La démarche évaluative, comme nous l’avons noté dans les chapitres précédents, peut prendre diverses formes, selon le contexte dans lequel l’évaluation a lieu. Ce contexte influence le choix du cadre théorique et de l’approche évaluative, le rôle des parties prenantes ainsi que les questions d’évaluation et les indicateurs qui guident la collecte et l’analyse des données. Il importe donc de se pencher plus longuement sur les éléments de contexte qui déterminent les composantes du cadre d’évaluation ainsi que le déroulement de l’étude.

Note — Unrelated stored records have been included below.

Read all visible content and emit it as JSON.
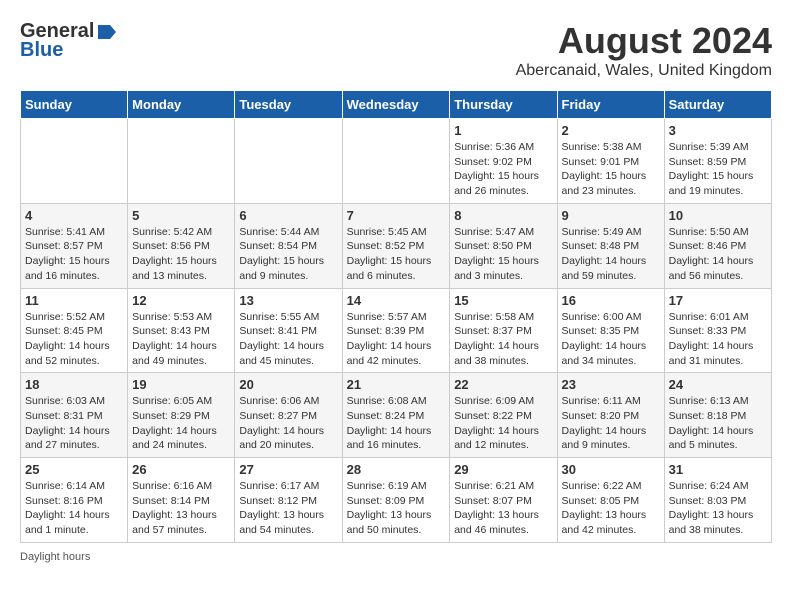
{
  "header": {
    "logo_general": "General",
    "logo_blue": "Blue",
    "month_title": "August 2024",
    "location": "Abercanaid, Wales, United Kingdom"
  },
  "weekdays": [
    "Sunday",
    "Monday",
    "Tuesday",
    "Wednesday",
    "Thursday",
    "Friday",
    "Saturday"
  ],
  "weeks": [
    [
      {
        "day": "",
        "info": ""
      },
      {
        "day": "",
        "info": ""
      },
      {
        "day": "",
        "info": ""
      },
      {
        "day": "",
        "info": ""
      },
      {
        "day": "1",
        "info": "Sunrise: 5:36 AM\nSunset: 9:02 PM\nDaylight: 15 hours\nand 26 minutes."
      },
      {
        "day": "2",
        "info": "Sunrise: 5:38 AM\nSunset: 9:01 PM\nDaylight: 15 hours\nand 23 minutes."
      },
      {
        "day": "3",
        "info": "Sunrise: 5:39 AM\nSunset: 8:59 PM\nDaylight: 15 hours\nand 19 minutes."
      }
    ],
    [
      {
        "day": "4",
        "info": "Sunrise: 5:41 AM\nSunset: 8:57 PM\nDaylight: 15 hours\nand 16 minutes."
      },
      {
        "day": "5",
        "info": "Sunrise: 5:42 AM\nSunset: 8:56 PM\nDaylight: 15 hours\nand 13 minutes."
      },
      {
        "day": "6",
        "info": "Sunrise: 5:44 AM\nSunset: 8:54 PM\nDaylight: 15 hours\nand 9 minutes."
      },
      {
        "day": "7",
        "info": "Sunrise: 5:45 AM\nSunset: 8:52 PM\nDaylight: 15 hours\nand 6 minutes."
      },
      {
        "day": "8",
        "info": "Sunrise: 5:47 AM\nSunset: 8:50 PM\nDaylight: 15 hours\nand 3 minutes."
      },
      {
        "day": "9",
        "info": "Sunrise: 5:49 AM\nSunset: 8:48 PM\nDaylight: 14 hours\nand 59 minutes."
      },
      {
        "day": "10",
        "info": "Sunrise: 5:50 AM\nSunset: 8:46 PM\nDaylight: 14 hours\nand 56 minutes."
      }
    ],
    [
      {
        "day": "11",
        "info": "Sunrise: 5:52 AM\nSunset: 8:45 PM\nDaylight: 14 hours\nand 52 minutes."
      },
      {
        "day": "12",
        "info": "Sunrise: 5:53 AM\nSunset: 8:43 PM\nDaylight: 14 hours\nand 49 minutes."
      },
      {
        "day": "13",
        "info": "Sunrise: 5:55 AM\nSunset: 8:41 PM\nDaylight: 14 hours\nand 45 minutes."
      },
      {
        "day": "14",
        "info": "Sunrise: 5:57 AM\nSunset: 8:39 PM\nDaylight: 14 hours\nand 42 minutes."
      },
      {
        "day": "15",
        "info": "Sunrise: 5:58 AM\nSunset: 8:37 PM\nDaylight: 14 hours\nand 38 minutes."
      },
      {
        "day": "16",
        "info": "Sunrise: 6:00 AM\nSunset: 8:35 PM\nDaylight: 14 hours\nand 34 minutes."
      },
      {
        "day": "17",
        "info": "Sunrise: 6:01 AM\nSunset: 8:33 PM\nDaylight: 14 hours\nand 31 minutes."
      }
    ],
    [
      {
        "day": "18",
        "info": "Sunrise: 6:03 AM\nSunset: 8:31 PM\nDaylight: 14 hours\nand 27 minutes."
      },
      {
        "day": "19",
        "info": "Sunrise: 6:05 AM\nSunset: 8:29 PM\nDaylight: 14 hours\nand 24 minutes."
      },
      {
        "day": "20",
        "info": "Sunrise: 6:06 AM\nSunset: 8:27 PM\nDaylight: 14 hours\nand 20 minutes."
      },
      {
        "day": "21",
        "info": "Sunrise: 6:08 AM\nSunset: 8:24 PM\nDaylight: 14 hours\nand 16 minutes."
      },
      {
        "day": "22",
        "info": "Sunrise: 6:09 AM\nSunset: 8:22 PM\nDaylight: 14 hours\nand 12 minutes."
      },
      {
        "day": "23",
        "info": "Sunrise: 6:11 AM\nSunset: 8:20 PM\nDaylight: 14 hours\nand 9 minutes."
      },
      {
        "day": "24",
        "info": "Sunrise: 6:13 AM\nSunset: 8:18 PM\nDaylight: 14 hours\nand 5 minutes."
      }
    ],
    [
      {
        "day": "25",
        "info": "Sunrise: 6:14 AM\nSunset: 8:16 PM\nDaylight: 14 hours\nand 1 minute."
      },
      {
        "day": "26",
        "info": "Sunrise: 6:16 AM\nSunset: 8:14 PM\nDaylight: 13 hours\nand 57 minutes."
      },
      {
        "day": "27",
        "info": "Sunrise: 6:17 AM\nSunset: 8:12 PM\nDaylight: 13 hours\nand 54 minutes."
      },
      {
        "day": "28",
        "info": "Sunrise: 6:19 AM\nSunset: 8:09 PM\nDaylight: 13 hours\nand 50 minutes."
      },
      {
        "day": "29",
        "info": "Sunrise: 6:21 AM\nSunset: 8:07 PM\nDaylight: 13 hours\nand 46 minutes."
      },
      {
        "day": "30",
        "info": "Sunrise: 6:22 AM\nSunset: 8:05 PM\nDaylight: 13 hours\nand 42 minutes."
      },
      {
        "day": "31",
        "info": "Sunrise: 6:24 AM\nSunset: 8:03 PM\nDaylight: 13 hours\nand 38 minutes."
      }
    ]
  ],
  "footer": {
    "note": "Daylight hours"
  }
}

Le secteur organisationnel est l’un des éléments de contexte qui a le plus d’influence sur la démarche évaluative et les choix des parties prenantes. Dans certains secteurs, il existe des politiques ou des règles relatives à la conception et à la réalisation des évaluations, tandis que dans d’autres secteurs, les organismes peuvent décider eux-mêmes de l’approche évaluative et de la portée des évaluations. Les administrations publiques, les organismes communautaires et les agences internationales ont adopté diverses approches évaluatives afin de produire des évaluations crédibles et utiles. Le secteur organisationnel peut aussi influencer d’autres caractéristiques organisationnelles, dont la taille de l’organisme, sa mission, ses objectifs, les ressources consacrées à l’évaluation et les données qui serviront à l’évaluation. Nous examinerons quatre secteurs particuliers afin d’examiner leur influence sur les évaluations réalisées dans les organismes qui y appartiennent.

L’évaluation en contexte gouvernemental

La majorité des instances gouvernementales réalisent régulièrement des évaluations de leurs politiques ou de leurs programmes. Ces évaluations portent généralement sur la pertinence du programme, son efficacité et son efficience. La pertinence, comme nous l’avons vu précédemment, porte sur la raison d’être du programme et sur les besoins existants au sein de la population cible. Un programme pertinent répond donc clairement à un besoin bien identifié. L’efficacité porte sur l’atteinte des objectifs prévus en début de parcours. Ainsi, un programme efficace suit les extrants et les résultats qui font partie de sa théorie du changement : on peut habituellement démontrer l’atteinte des résultats immédiats et intermédiaires et inférer l’atteinte des résultats ultimes. Un programme efficient utilise les ressources qui ont été mises à sa disposition de manière rigoureuse, c’est-à-dire qu’il y a peu ou pas de gaspillage et les extrants produits sont réalisés au meilleur coût possible.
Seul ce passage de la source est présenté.